L'Estonie a retrouvé sa souveraineté et son indépendance en 1991 après l'éclatement de l'Union soviétique. Cet Etat, qui compte 1,4 millions d'habitants, a adopté la démocratie parlementaire comme forme de gouvernement. Il est membre de nombreuses organisations et institutions internationales, notamment de l'ONU, de la CEE/ONU, de l'OMC, du Conseil de l'Europe, des institutions de Bretton Woods (Banque mondiale et FMI) et participe à l'accord de libre-échange entre les Etats baltes. Les négociations d'adhésion à l'Union européenne sont considérées comme prioritaires par le gouvernement qui espère remplir les conditions nécessaires d'ici à 2003.

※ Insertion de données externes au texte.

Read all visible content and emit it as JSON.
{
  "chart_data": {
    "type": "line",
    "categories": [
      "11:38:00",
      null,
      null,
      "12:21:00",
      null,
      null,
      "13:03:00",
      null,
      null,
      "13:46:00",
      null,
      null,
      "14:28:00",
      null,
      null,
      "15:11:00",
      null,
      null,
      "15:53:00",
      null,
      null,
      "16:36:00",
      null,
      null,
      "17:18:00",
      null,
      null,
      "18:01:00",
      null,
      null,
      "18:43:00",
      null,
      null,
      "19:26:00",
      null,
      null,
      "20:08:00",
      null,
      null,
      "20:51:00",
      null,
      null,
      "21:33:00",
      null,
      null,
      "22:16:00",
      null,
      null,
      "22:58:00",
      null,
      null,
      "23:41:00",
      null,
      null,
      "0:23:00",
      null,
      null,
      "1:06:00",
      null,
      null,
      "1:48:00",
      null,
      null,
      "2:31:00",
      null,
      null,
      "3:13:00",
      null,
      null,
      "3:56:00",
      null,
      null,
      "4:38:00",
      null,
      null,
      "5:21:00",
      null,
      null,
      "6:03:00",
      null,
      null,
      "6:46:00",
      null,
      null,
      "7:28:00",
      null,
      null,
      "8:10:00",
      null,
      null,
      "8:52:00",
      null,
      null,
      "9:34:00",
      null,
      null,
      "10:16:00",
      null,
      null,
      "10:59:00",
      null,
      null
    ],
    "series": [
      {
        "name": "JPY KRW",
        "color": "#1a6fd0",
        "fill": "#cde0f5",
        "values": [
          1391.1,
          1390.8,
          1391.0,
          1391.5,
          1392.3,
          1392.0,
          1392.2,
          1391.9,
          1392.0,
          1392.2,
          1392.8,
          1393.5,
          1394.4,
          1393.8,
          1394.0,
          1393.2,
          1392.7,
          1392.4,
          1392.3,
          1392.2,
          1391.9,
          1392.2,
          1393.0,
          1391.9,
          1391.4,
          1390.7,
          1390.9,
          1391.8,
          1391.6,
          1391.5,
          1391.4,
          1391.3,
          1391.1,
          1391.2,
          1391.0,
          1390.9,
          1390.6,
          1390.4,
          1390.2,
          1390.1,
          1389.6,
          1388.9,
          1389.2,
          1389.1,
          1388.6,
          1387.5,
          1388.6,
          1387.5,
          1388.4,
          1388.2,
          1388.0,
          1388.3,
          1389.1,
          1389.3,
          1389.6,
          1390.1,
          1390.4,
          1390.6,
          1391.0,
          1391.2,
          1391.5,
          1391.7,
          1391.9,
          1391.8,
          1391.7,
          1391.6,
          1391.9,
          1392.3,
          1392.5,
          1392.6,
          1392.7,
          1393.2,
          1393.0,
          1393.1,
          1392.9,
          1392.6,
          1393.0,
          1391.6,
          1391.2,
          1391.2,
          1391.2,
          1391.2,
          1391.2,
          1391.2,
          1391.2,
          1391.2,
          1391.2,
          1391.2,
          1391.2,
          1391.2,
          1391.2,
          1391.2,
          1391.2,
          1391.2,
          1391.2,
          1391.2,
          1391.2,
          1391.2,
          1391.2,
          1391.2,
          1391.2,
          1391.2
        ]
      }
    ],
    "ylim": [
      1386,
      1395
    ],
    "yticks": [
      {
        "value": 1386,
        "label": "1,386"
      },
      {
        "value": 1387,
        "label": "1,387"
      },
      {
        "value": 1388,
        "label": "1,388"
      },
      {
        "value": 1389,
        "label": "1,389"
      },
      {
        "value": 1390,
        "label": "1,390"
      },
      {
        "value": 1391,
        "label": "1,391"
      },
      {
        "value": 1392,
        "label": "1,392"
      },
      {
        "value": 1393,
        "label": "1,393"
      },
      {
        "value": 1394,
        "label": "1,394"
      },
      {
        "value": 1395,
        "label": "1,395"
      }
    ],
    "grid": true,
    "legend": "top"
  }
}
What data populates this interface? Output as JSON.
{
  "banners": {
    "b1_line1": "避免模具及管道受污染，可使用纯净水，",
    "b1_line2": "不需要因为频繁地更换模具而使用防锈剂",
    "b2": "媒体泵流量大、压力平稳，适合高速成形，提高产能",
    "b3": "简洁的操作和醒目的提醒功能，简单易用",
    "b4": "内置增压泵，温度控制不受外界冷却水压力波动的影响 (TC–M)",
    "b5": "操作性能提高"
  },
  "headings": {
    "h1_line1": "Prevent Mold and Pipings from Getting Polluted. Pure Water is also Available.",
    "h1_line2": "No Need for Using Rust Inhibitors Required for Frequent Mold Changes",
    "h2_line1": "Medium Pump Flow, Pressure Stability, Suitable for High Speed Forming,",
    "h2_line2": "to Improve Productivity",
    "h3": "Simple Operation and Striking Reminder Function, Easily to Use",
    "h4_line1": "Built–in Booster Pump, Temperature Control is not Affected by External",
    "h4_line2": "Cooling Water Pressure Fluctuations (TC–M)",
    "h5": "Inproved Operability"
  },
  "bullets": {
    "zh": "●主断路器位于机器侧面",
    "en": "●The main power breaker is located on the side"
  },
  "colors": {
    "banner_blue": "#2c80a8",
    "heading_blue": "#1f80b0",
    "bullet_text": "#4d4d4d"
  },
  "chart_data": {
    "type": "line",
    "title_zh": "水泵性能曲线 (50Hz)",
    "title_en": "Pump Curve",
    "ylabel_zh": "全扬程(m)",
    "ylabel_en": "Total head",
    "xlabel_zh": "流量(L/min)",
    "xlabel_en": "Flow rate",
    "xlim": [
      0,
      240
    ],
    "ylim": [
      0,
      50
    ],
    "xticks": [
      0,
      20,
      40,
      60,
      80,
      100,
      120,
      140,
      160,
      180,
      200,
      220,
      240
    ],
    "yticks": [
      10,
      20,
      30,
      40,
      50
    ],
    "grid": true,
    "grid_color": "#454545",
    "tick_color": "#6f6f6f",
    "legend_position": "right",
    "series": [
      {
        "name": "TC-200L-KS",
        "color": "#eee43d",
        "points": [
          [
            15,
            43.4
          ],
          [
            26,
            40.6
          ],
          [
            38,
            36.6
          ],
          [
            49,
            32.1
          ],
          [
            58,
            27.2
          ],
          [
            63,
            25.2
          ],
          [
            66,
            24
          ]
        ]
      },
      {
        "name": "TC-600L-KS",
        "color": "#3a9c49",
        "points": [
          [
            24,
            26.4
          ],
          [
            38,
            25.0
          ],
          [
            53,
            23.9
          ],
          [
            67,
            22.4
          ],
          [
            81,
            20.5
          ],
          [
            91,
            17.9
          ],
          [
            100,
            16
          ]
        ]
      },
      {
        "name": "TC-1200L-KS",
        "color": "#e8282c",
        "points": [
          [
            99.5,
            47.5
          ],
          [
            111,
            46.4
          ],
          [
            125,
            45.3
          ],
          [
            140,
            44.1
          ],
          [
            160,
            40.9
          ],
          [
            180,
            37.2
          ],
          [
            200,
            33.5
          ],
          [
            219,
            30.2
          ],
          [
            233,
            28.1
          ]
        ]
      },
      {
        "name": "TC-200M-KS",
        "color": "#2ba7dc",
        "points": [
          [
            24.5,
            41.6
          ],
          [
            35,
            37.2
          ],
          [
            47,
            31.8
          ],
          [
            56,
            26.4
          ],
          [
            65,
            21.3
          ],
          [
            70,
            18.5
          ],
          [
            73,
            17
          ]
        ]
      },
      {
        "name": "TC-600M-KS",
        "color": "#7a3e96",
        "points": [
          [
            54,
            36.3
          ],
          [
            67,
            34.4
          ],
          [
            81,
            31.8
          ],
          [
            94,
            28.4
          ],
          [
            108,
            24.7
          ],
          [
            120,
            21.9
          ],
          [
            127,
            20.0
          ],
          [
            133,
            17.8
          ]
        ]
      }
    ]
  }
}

En 2001, l'Estonie était certes un Etat moins important que les deux autres Etats baltes pour ce qui est des exportations, mais elle occupait le premier rang des partenaires commerciaux de la Suisse au niveau des importations. Le solde de la balance commerciale reste positif pour l'Estonie. Depuis 1997, l'accord de libre-échange (AELE) est applicable aux relations bilatérales. Au mois de mars 2001, la Suisse se plaçait, d'après les informations fournies par la Banque centrale estonienne, à la 12e place des pays investissant en Estonie avec 36,8 millions de francs.

Les négociations en vue de la conclusion d'une convention de double imposition ont eu lieu en commun avec les deux autres Etats baltes en trois rondes, du 16 au 19 juin 1997, du 12 au 15 janvier 1999 et du 26 au 30 mars 2001, et elles se sont conclues par le paraphe d'un projet de convention.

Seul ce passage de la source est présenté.